Quando finalmente concluiu sua explanação, a palavra foi passada ao Professor da UnB, Gustavo Souto Maior - Consultor Legislativo da área de Meio Ambiente da Câmara Legislativa e Assessor do Deputado Augusto Carvalho (atual Presidente da Comissão de Meio Ambiente da CL/DF) que falou sobre o papel da Câmara na revisão do PDOT e do papel da sociedade como agente de mudança. Citou o exemplo de deputados com notório envolvimento em crimes de grilagem e pedofilia que têm, alguns, até quatro mandatos, conseguidos com a anuência da população. Em contrapartida, lembrou também casos como o da Estrutural e dos motoristas de transporte coletivo, que se organizaram para, no momento em que os seus projetos chegaram à Câmara para votação e, em detrimento de serem ou não projetos viáveis para o DF, conseguirem sua aprovação. Para Gustavo, isto acontece porque os parlamentares cedem ao apelo da população, provando que só com uma mobilização maciça e consciente é possível realizar as mudanças que a sociedade deseja.

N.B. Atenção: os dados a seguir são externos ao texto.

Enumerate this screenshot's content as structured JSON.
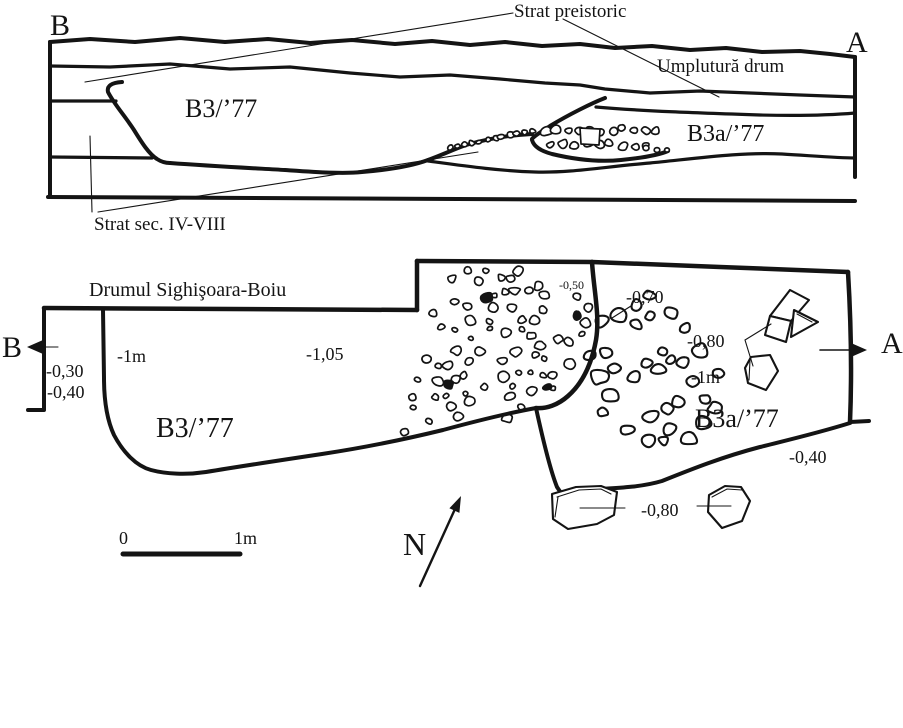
{
  "diagram": {
    "ink_color": "#141414",
    "background_color": "#ffffff"
  },
  "section_view": {
    "end_label_left": "B",
    "end_label_right": "A",
    "layer_label_prehistoric": "Strat preistoric",
    "layer_label_road_fill": "Umplutură drum",
    "layer_label_4th_8th_century": "Strat sec. IV-VIII",
    "trench_label_b3": "B3/’77",
    "trench_label_b3a": "B3a/’77"
  },
  "plan_view": {
    "road_label": "Drumul Sighişoara-Boiu",
    "end_label_left": "B",
    "end_label_right": "A",
    "trench_label_b3": "B3/’77",
    "trench_label_b3a": "B3a/’77",
    "depth_labels": {
      "baulk_upper": "-0,30",
      "baulk_lower": "-0,40",
      "b3_west": "-1m",
      "b3_center": "-1,05",
      "divider_top": "-0,50",
      "b3a_upper": "-0,70",
      "b3a_stones": "-0,80",
      "b3a_center": "-1m",
      "b3a_southeast": "-0,40",
      "south_stones": "-0,80"
    }
  },
  "scale_bar": {
    "zero_label": "0",
    "one_meter_label": "1m"
  },
  "north_arrow": {
    "label": "N"
  }
}
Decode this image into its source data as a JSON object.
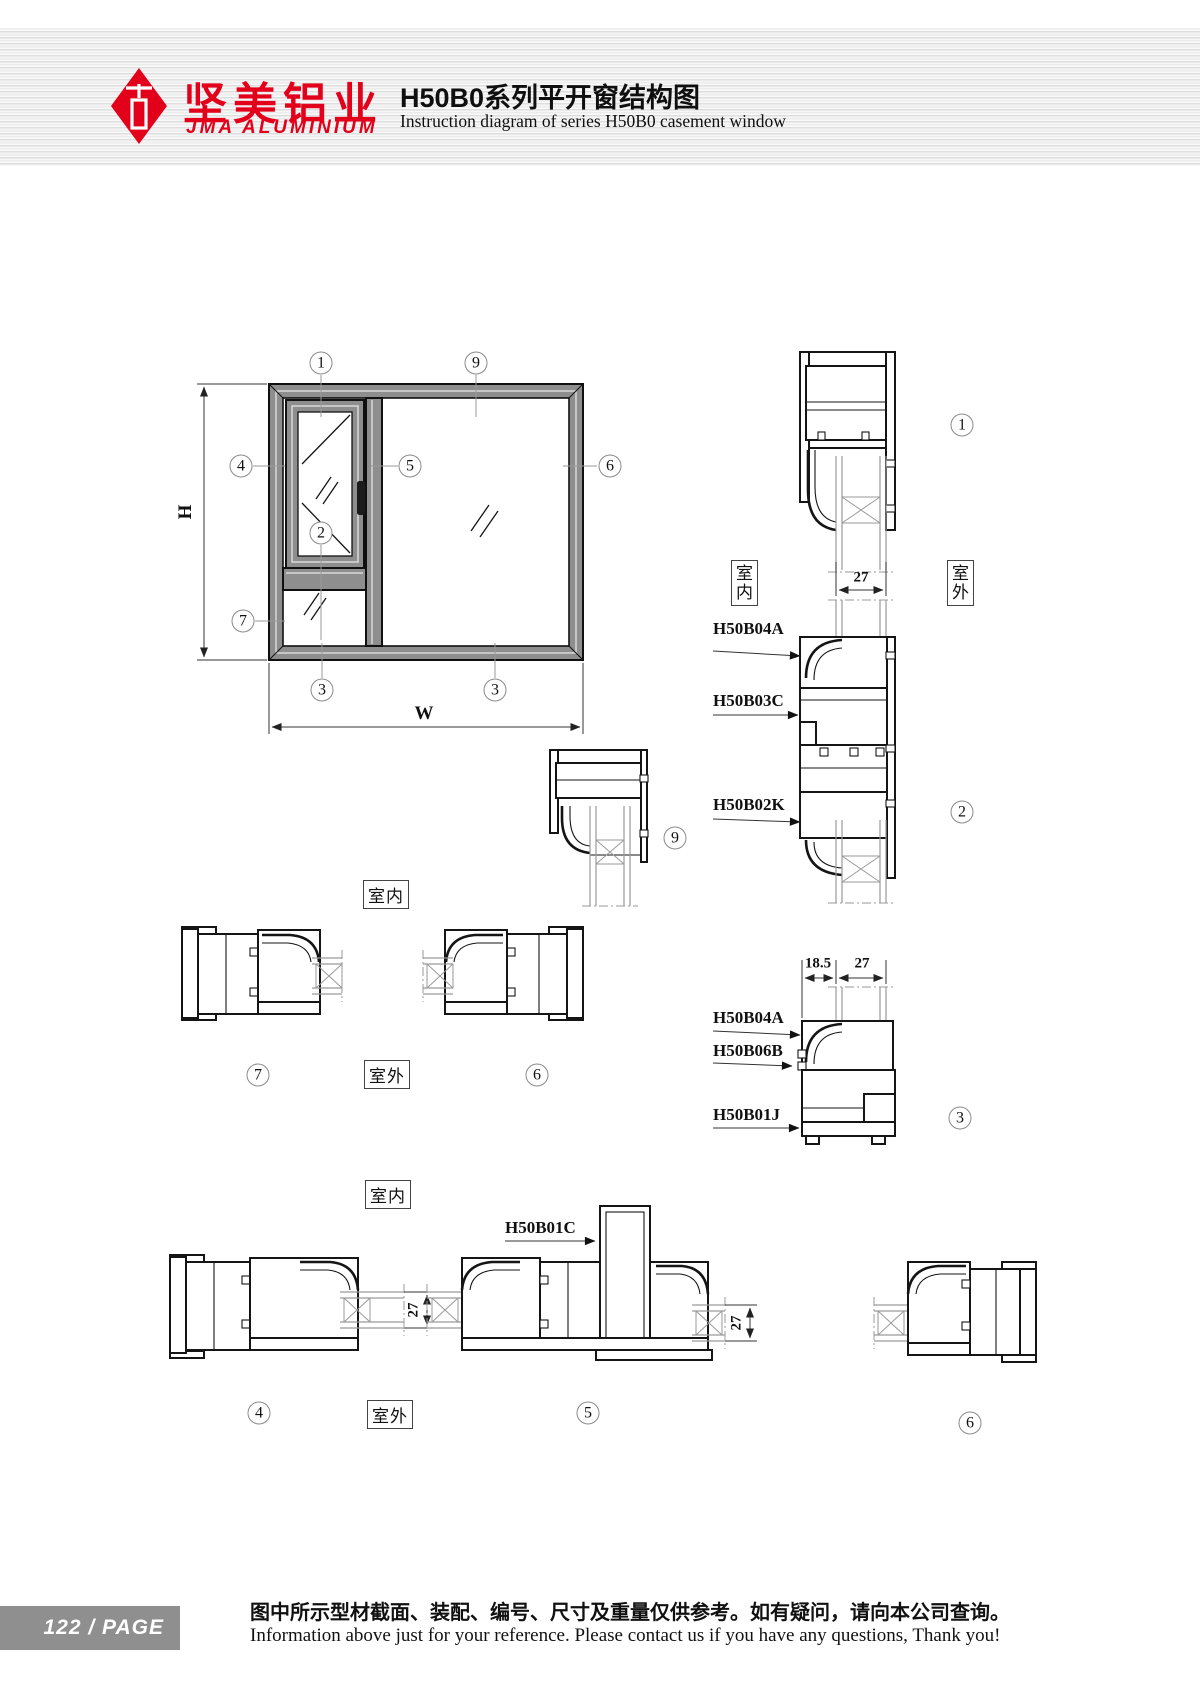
{
  "header": {
    "brand_cn": "坚美铝业",
    "brand_en": "JMA ALUMINIUM",
    "title_cn": "H50B0系列平开窗结构图",
    "title_en": "Instruction diagram of series H50B0 casement window"
  },
  "side_labels": {
    "indoor": "室内",
    "outdoor": "室外"
  },
  "dims": {
    "h": "H",
    "w": "W",
    "d27": "27",
    "d185": "18.5"
  },
  "parts": {
    "p04a": "H50B04A",
    "p03c": "H50B03C",
    "p02k": "H50B02K",
    "p06b": "H50B06B",
    "p01j": "H50B01J",
    "p01c": "H50B01C"
  },
  "callouts": {
    "n1": "1",
    "n2": "2",
    "n3": "3",
    "n4": "4",
    "n5": "5",
    "n6": "6",
    "n7": "7",
    "n9": "9"
  },
  "footer": {
    "page_badge": "122 / PAGE",
    "note_cn": "图中所示型材截面、装配、编号、尺寸及重量仅供参考。如有疑问，请向本公司查询。",
    "note_en": "Information above just for your reference. Please contact us if you have any questions, Thank you!"
  },
  "colors": {
    "brand_red": "#e2001a",
    "frame_gray": "#8e8e8e",
    "badge_gray": "#8f8f8f"
  }
}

O próximo a falar foi Sérgio Artur Paganini da Silva - Presidente do Conselho Comunitário da Asa Norte – CCAN, ex-membro do Conselho Gestor da Área Tombada, relatando inicialmente que foi alijado do Conselho por tentar defender o tombamento da cidade contra os que querem degradá-la. Lembrando que Brasília é Patrimônio Cultural da Humanidade, concordou com o Gustavo Souto Maior, afirmando que a incompetência dos ocupantes dos cargos na CL/DF é de nossa responsabilidade. Seguindo ainda o raciocínio do Gustavo, disse que hoje cerca de 10000 ônibus não têm licença para circular, não os diferenciando portanto das vans ditas "irregulares". Sérgio falou ainda do "latrourbanicida" que destrói o patrimônio público e, muitas vezes, o faz se utilizando da própria máquina pública. Em sua fala, Sérgio criticou duramente a Secretária e outros detentores de cargos estratégicos, enfatizando que muitos "não têm a capacidade técnica ou a sensibilidade necessária" para assumir o cargo e acabam causando efeitos, às vezes, permanentes no meio ambiente.

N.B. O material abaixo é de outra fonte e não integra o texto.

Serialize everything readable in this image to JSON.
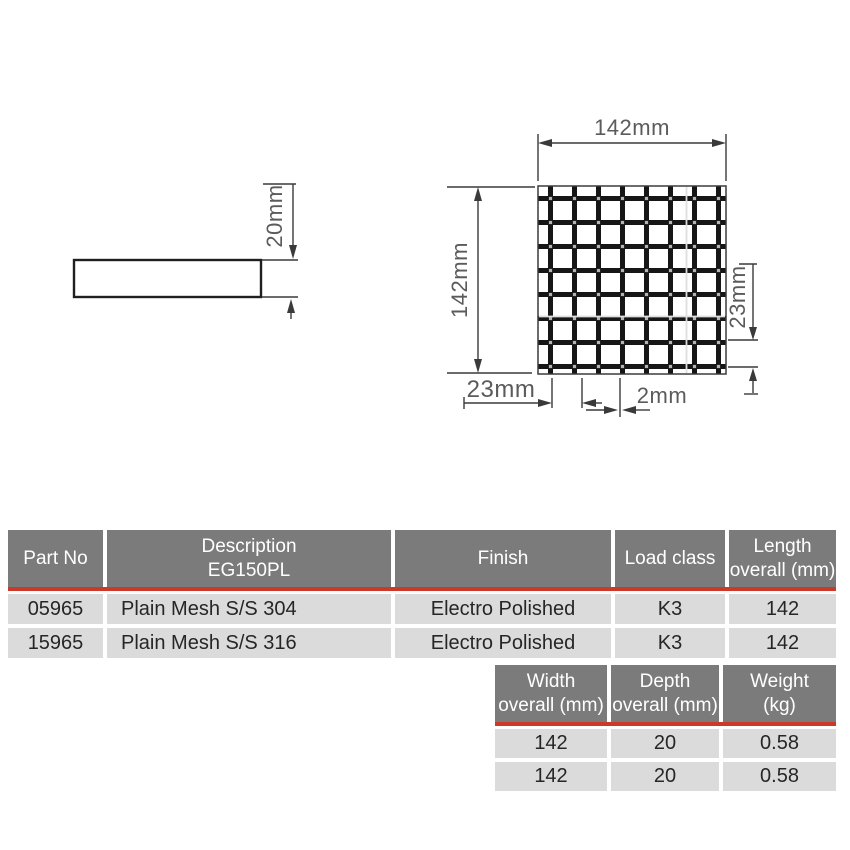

Quando Mônica Veríssimo - Representante do Fórum das ONGs Ambientalistas do DF e Entorno, começou a falar, eram quase 22 horas e boa parte das pessoas no auditório já tinham se retirado. Ela iniciou, lembrando a todos que nenhum Deputado compareceu ao debate anterior na Câmara, ocorrido justamente para confrontar a sociedade civil com os parlamentares sobre as questões ambientais no PDOT. Mônica citou Roberto Campos, dizendo que "não temos que falar com a arrogância dos ignorantes" ao se referir à postura dos secretários de estado e parlamentares que ignoram os estudos técnicos ao tratar dos temas relativos ao meio-ambiente. E que, como disse na Conferência a Ministra Marina Silva, é preciso "crucificar os egos" para conseguir realizar um trabalho que seja realmente benéfico para a sociedade. Falou ainda sobre a invasão do Parque Nacional e seus efeitos ironizando que, "se continuar como está, o lobo-guará terá que andar com um "crachá" para poder atravessar a estrada sem ser atropelado". Pontuou a vocação de Brasília como Capital da República e Patrimônio Cultural da Humanidade e a vocação do DF como Unidade de Conservação. Disse que o Cerrado é um dos 34 biomas mundiais mas que vem sofrendo o efeito "hot spot" correndo o risco de secar em algumas décadas. Se dirigindo à Secretária, Mônica lembrou que "Desenvolvimento urbano é diferente de crescimento urbano", conforme ensina o especialista Cláudio Queiroz. Além disso, lembrou à Secretária que "qualquer projeto precisa respeitar as escalas urbanísticas do tombamento de Brasília". Mônica disse ainda que O tema "Ecologia Urbana", importantíssimo em vários países, é raro no Brasil mas que ainda assim, Brasília é um modelo para os outros países. Informou por fim a todos que haverá nos dias 7 e 8 de dezembro uma reunião na Comparques sobre o projeto do "Anel Viário" proposto pelo GDF.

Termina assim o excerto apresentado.